Zinc Dialkyl Dithiophosphate Lubricant Additives

Introduction

Lubrizol's lubricant additives are comprehensively designed to protect all types of engines and to meet the needs of specific applications.  Lubrizol's unique understanding of chemistry, technology and the additives market, along with decades of experience enable us to provide broad product offerings ranging from basic technology to novel, cutting-edge - performance chemistry.  

Lubrizol ZDDPs control oxidation and corrosion, keeping engines running longer and more smoothly by preventing valve train wear and bearing corrosion.  The antioxidant properties of ZDDPs increase the life of engine oil by reducing breakdown that can result from the formation of sludge and soot deposits on pistons and other engine components.  They protect metal from corrosion by forming protective chemical films on metal surfaces. 

Applications

These additives are used by companies that manufacture lubricants and greases for use in industrial, professional and consumer applications. Formulated products containing ZDDP have a wide range of uses including initial-fill by original equipment manufacturers and service-fill for on-road and off-road vehicles. They are also used in industrial gear applications.   

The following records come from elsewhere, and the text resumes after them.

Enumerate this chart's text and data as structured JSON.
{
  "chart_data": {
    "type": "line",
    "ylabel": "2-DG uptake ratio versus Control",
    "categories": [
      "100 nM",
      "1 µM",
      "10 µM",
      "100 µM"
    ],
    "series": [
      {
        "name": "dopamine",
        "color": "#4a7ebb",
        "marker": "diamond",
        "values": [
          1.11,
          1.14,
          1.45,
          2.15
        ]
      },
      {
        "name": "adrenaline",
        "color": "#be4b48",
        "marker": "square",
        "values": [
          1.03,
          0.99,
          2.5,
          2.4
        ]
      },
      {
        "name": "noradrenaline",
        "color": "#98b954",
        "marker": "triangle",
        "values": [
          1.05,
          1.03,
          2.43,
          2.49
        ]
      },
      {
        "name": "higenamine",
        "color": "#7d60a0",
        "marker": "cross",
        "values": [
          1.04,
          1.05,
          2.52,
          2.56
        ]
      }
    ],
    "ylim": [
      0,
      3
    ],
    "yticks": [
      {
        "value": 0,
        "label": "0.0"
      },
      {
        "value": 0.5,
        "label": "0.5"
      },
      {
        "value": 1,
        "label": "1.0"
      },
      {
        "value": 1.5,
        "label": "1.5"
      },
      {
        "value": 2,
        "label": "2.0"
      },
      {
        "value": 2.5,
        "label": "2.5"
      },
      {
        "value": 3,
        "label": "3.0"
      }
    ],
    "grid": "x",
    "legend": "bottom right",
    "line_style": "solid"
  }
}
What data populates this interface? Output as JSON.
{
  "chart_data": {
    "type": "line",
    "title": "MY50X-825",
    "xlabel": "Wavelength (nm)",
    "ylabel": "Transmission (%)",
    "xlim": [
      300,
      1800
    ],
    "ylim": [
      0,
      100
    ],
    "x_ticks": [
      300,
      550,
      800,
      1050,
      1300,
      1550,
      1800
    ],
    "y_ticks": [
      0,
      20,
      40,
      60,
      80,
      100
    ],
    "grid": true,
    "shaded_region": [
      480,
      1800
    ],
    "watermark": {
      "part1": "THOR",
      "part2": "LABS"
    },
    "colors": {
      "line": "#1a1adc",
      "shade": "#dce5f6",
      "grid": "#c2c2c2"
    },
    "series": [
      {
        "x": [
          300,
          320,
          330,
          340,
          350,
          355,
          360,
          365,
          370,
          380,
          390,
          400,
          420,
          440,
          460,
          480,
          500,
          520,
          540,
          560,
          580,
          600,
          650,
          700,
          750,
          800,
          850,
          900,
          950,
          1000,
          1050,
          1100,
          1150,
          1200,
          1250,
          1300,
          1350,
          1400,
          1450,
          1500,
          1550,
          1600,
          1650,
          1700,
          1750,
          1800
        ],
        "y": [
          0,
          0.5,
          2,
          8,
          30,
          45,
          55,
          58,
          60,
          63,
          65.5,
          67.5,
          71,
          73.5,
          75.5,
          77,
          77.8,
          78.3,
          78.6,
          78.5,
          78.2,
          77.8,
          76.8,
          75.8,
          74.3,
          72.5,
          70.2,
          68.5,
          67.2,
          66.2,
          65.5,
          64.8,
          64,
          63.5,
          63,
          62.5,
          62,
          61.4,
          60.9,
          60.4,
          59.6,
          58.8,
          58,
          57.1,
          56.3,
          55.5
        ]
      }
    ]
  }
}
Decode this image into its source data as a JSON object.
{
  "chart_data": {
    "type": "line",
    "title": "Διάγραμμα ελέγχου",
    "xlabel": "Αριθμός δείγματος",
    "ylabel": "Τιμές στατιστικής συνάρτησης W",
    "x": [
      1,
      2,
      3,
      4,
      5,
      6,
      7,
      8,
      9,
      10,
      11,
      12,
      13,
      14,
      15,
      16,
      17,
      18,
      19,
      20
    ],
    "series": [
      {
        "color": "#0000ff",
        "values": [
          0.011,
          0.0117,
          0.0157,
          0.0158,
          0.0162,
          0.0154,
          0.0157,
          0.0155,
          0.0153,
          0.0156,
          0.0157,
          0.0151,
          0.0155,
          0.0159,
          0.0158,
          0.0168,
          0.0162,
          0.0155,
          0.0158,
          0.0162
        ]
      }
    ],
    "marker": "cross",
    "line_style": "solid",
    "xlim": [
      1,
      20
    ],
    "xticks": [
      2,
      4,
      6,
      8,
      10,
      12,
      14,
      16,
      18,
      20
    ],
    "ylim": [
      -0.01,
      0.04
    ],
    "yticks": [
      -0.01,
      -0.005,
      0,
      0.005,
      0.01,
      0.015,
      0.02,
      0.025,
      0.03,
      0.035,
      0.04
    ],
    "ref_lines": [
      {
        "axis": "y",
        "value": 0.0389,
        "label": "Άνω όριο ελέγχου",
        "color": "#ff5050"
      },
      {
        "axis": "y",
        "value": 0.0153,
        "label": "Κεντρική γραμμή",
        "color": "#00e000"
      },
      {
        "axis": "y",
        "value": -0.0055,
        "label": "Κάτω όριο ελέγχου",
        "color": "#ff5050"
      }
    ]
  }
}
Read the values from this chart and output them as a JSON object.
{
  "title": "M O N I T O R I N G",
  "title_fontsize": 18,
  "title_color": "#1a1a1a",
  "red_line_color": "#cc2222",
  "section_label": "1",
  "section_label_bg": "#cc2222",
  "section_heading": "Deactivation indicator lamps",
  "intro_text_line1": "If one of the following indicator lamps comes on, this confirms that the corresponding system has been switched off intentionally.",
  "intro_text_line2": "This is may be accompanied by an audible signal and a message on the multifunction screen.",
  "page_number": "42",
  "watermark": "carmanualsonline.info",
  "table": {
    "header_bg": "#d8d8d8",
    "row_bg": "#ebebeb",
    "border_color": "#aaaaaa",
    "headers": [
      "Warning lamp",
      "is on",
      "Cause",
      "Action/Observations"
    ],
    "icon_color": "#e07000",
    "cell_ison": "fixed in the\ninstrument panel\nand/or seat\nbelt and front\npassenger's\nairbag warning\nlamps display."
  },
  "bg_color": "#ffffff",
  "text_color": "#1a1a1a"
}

Physical and Chemical Properties

Physical and chemical properties vary somewhat depending on the specific alkyl group(s). ZDDP additives are viscous liquids with molecular weights in the 400 to 2000 Dalton range. Their vapor pressures and fugacity are low. They are slightly-to-moderately soluble in water. Thermal stability, anti-wear protection, hydrolytic stability and cost performance vary depending on the type of ZDDP. Aryl type ZDDPs provide excellent thermal stability but are less effective in terms of antiwear protection and hydrolytic stability The secondary alkyl type provides the best antiwear protection and hydrolytic stability, but does not provide good thermal stability. 

Health Effects

The health hazards of ZDDP additives have been well-studied in animals. The primary occupational concern during manufacture or formulation is eye and/or skin irritation or corrosion. ZDDPs exhibit low acute toxicity via oral, dermal, and inhalation routes of exposure and are not skin sensitizers. In oral gavage repeat dose studies, ZDDP causes effects only at high doses, primarily due to irritation. They do not cause effects on fertility or development at doses that are not maternally toxic. The weight-of- evidence of genotoxicity testing indicates that ZDDPs are not mutagenic and do not cause larger chromosomal effects. While ZDDPs have not been tested in carcinogenicity studies, genotoxicity studies and studies of formulated products indicate that they are not carcinogenic.

Environmental Effects

The environmental hazards of ZDDP additives have been well-studied in vertebrate and invertebrate species. Based on available environmental fate and ecotoxicological data for daphnids, fish, and algae, they are considered to be toxic to aquatic wildlife with long lasting effects. ZDDPs are not readily biodegradable.

Regulatory Information

ZDDP additives currently are subject to the European Commission REACH (Registration, Evaluation, Authorisation and Restriction of Chemical substances) regulation. The registration and Chemical Safety Reports for ZDDP substances subject to 2010 reporting have been submitted to the European Chemicals Agency (ECHA) by Lubrizol. As noted in Lubrizol safety data sheets, ZDDPs have gained acceptance in major industrialized countries through global notifications.

Exposure Potential

Lubrizol ZDDPs are sold to industrial customers who formulate lubricants and greases. Workers in these industrial exposure scenarios can be exposed to ZDDP via dermal and inhalation routes. Some operations are conducted under elevated temperatures that increase the potential for inhalation exposure. Because formulated products contain low levels of ZDDP, the exposure potential for professional workers and consumers generally is much lower. The extent of exposure varies depending on use conditions such as closed systems and the duration and frequency of use.

Risk Management

Information on the safe handling of these products is disseminated through material safety data sheets provided to workers who make the products and who formulate lubricants and greases. These documents provide a broad range of safety information including hazard warnings and risk management measures. They note engineering controls, work practices and personal protective equipment that are needed during manufacture and formulation to control exposures. Good industrial hygiene practices, training and gloves are used to avoid skin contact. Half mask respirators are recommended for certain operations. Control of spills and environmental releases is important.

Conclusion

Lubrizol ZDDP's are designed to meet a wide range of performance needs. Their excellent physical and functional properties make them ideal for use in lubricants and greases where controlling oxidation and corrosion is important.

Exposure of workers to ZDDP can cause irritation or corrosion to the eyes and/or skin; release to the environment is toxic to aquatic organisms with potential long-lasting effects. However, the use of appropriate engineering controls, work practices, personal protective equipment, and environmental release controls and practices provides effective risk management.